Forget Champagne, Prosecco and Merlot, you can actually make your own delicious wine out of oak leaves! Yes, you read that correctly, oak leaves! Okay, so champagne cocktails and tipples are pretty fantastic but I’m sure you can squeeze some room into your wine drinking pallet for this little gem of a drink!
Where Did Oak Leaf Wine Come From?
One of the fondest memories I have growing up is of my grandmother and me collecting huge bags of oak leaves from the fields and hills around our tiny little Welsh village – it became a seasoned past time that I even think my great grandmother did. Passed down for a good few centuries (maybe even longer – I’m sure my grandparents probably forgot how long this recipe has been around for after drinking so much of this delicious ‘nectar’), this is an old-fashioned drink that really does stand the test of time.
I found my grandmother’s recipe for this in one of her old notebooks that she used to write down her foodie masterpieces although she had quite a few torn out pages and scribbled out text so I’m guessing her cooking prowess went through my iterations and disasters along the way. 😉
This particular recipe she called ‘Gwin Dail Derw‘ (in Welsh), which translates to ‘deliciously moorish, must make now and party like its 1999 wine’ to enjoy! 🙂 Okay, not quite a literal translation but it does mean oak leaf wine 🙂
Unlike lots of other wines, Oak leaf wine doesn’t need a fermentation time of longer that 16 days, making this a very quick process in wine terms! Preparation time and bottling will only take a mere 40 minutes or so and standing time can be as little as 90 days.
Preparation: What Do I Need To Make Oak Leaf Wine?
To create a crate of 6 bottles of wine, you will need:
2 x brown paper bags of cleaned, washed oak leaves that have been gathered from the tree.
1 x regular sized piece of fresh ginger
2kg x of white sugar (or 1.5kg) if you prefer your wine more dry
500g x chopped raisins
15g x yeast
Method: Delicious Oak Leaf Wine
- Firstly, grab your cleaned oak leaves in a ovenware dish that is big enough for one whole bag.

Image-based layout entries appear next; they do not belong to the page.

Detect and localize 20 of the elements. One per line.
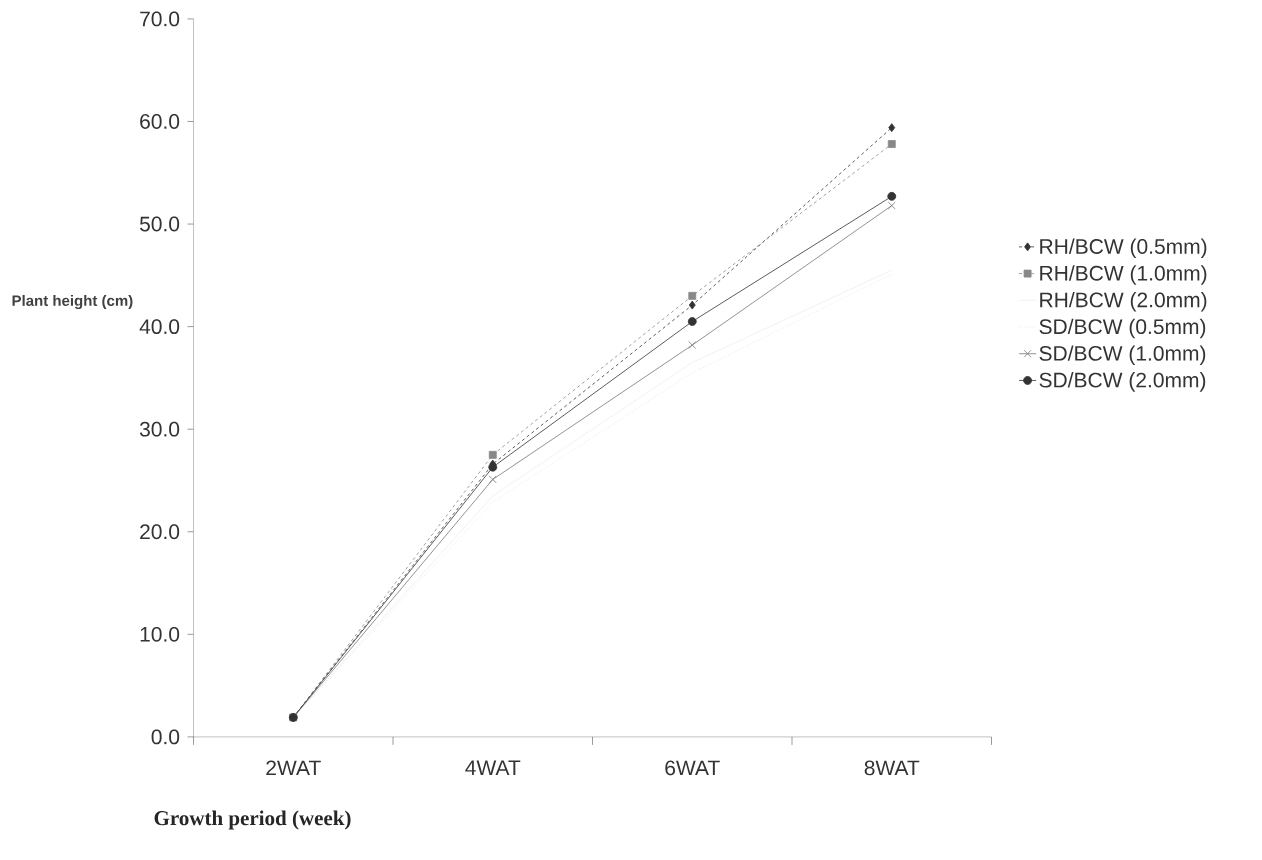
x-tick-label: 4WAT (465, 760, 521, 775)
legend-label: RH/BCW (0.5mm) (1040, 238, 1207, 259)
legend-label: SD/BCW (0.5mm) (1039, 318, 1206, 339)
x-tick-label: 6WAT (665, 760, 720, 776)
y-tick-label: 30.0 (139, 421, 180, 437)
legend-label: RH/BCW (1.0mm) (1040, 265, 1207, 285)
legend-label: SD/BCW (1.0mm) (1039, 345, 1206, 365)
y-tick-label: 10.0 (140, 626, 180, 642)
x-tick-label: 8WAT (864, 760, 920, 776)
y-axis-title: Plant height (cm) (12, 294, 133, 310)
y-tick-label: 20.0 (140, 524, 180, 540)
x-axis-title: Growth period (week) (154, 810, 351, 830)
y-tick-label: 70.0 (140, 11, 180, 27)
y-tick-label: 40.0 (139, 319, 180, 335)
y-tick-label: 60.0 (140, 114, 180, 129)
legend-label: RH/BCW (2.0mm) (1040, 291, 1207, 312)
legend-label: SD/BCW (2.0mm) (1039, 372, 1206, 392)
y-tick-label: 50.0 (139, 216, 180, 232)
y-tick-label: 0.0 (151, 729, 180, 745)
x-tick-label: 2WAT (266, 760, 321, 776)
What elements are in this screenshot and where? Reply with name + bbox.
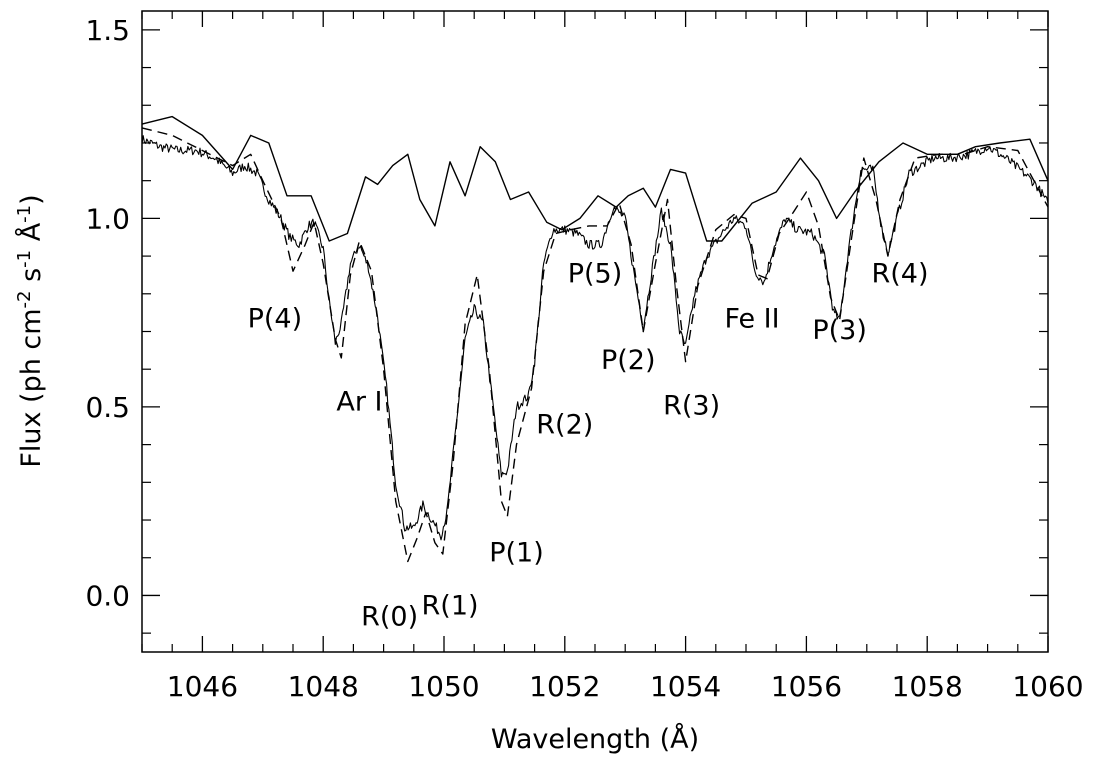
annotation-label: P(4): [248, 304, 303, 335]
y-tick-label: 0.0: [85, 579, 130, 612]
y-label-close: ): [16, 194, 47, 205]
x-tick-label: 1046: [167, 670, 238, 703]
x-tick-label: 1054: [650, 670, 721, 703]
line-annotations: P(4) Ar I R(0) R(1) P(1) R(2) P(5) P(2)R(3) Fe I…: [248, 258, 929, 632]
y-axis-label: Flux (ph cm-2 s-1 Å-1): [14, 194, 47, 467]
annotation-label: Ar I: [336, 387, 382, 418]
x-tick-label: 1050: [408, 670, 479, 703]
y-tick-label: 1.0: [85, 202, 130, 235]
y-label-exp1: -2: [14, 291, 35, 309]
annotation-label: R(1): [422, 590, 479, 621]
y-label-main: Flux (ph cm: [16, 308, 47, 467]
annotation-label: R(0): [361, 602, 418, 633]
x-axis-label: Wavelength (Å): [491, 723, 699, 755]
annotation-label: P(5): [568, 258, 623, 289]
annotation-label: R(4): [872, 258, 929, 289]
series-line-3: [141, 115, 1049, 242]
y-tick-label: 1.5: [85, 14, 130, 47]
series-layer: [141, 115, 1049, 563]
annotation-label: Fe II: [724, 304, 779, 335]
annotation-label: P(1): [489, 538, 544, 569]
annotation-label: P(2): [601, 345, 656, 376]
axis-ticks: [141, 11, 1049, 652]
tick-labels: 1046 1048 1050 1052 1054 1056 1058 1060 0.0 0.5 1.…: [85, 14, 1083, 703]
y-tick-label: 0.5: [85, 391, 130, 424]
y-label-angstrom: Å: [15, 222, 47, 250]
x-tick-label: 1056: [771, 670, 842, 703]
y-label-exp2: -1: [14, 250, 35, 268]
x-tick-label: 1058: [892, 670, 963, 703]
x-tick-label: 1052: [529, 670, 600, 703]
annotation-label: R(2): [536, 409, 593, 440]
series-line-2: [141, 127, 1049, 563]
annotation-label: R(3): [663, 390, 720, 421]
y-label-s: s: [16, 268, 47, 291]
y-label-exp3: -1: [14, 205, 35, 223]
series-line-1: [141, 135, 1049, 541]
x-tick-label: 1060: [1012, 670, 1083, 703]
x-tick-label: 1048: [288, 670, 359, 703]
annotation-label: P(3): [812, 315, 867, 346]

- Once the leaves are inside, boil some water and pour over the top. Make sure there’s enough water to full submerge all the leafs.
- Soak the leaves inside the water for 5 days, then strain off the liquid through a muslin cloth or sieve.
- Once the liquid is separated from the leaves, reheat and boil the liquid, adding in your ginger root and desired sugar amount.
- After 30 minutes of boiling, remove from heat and add your chopped raisins and yeast.
- Completely cover the liquid and allow to ferment for 16 days.
- Once fermented, strain the liquid from the raisins and ginger and bottle.
When serving, add a slice of lemon and dried oak leaf to season. In the baking hot sun it becomes a smooth refreshing drink. In the winter, you can heat and boil your oak leaf wine for a more seasonal treat. Yum!
How Long Does It Need To Be Bottled?
The wine can then sit in a cool, dry place for 3 months or so, but the longer you ‘leaf’ your wine bottled, the better the taste… or so my grandmother thought!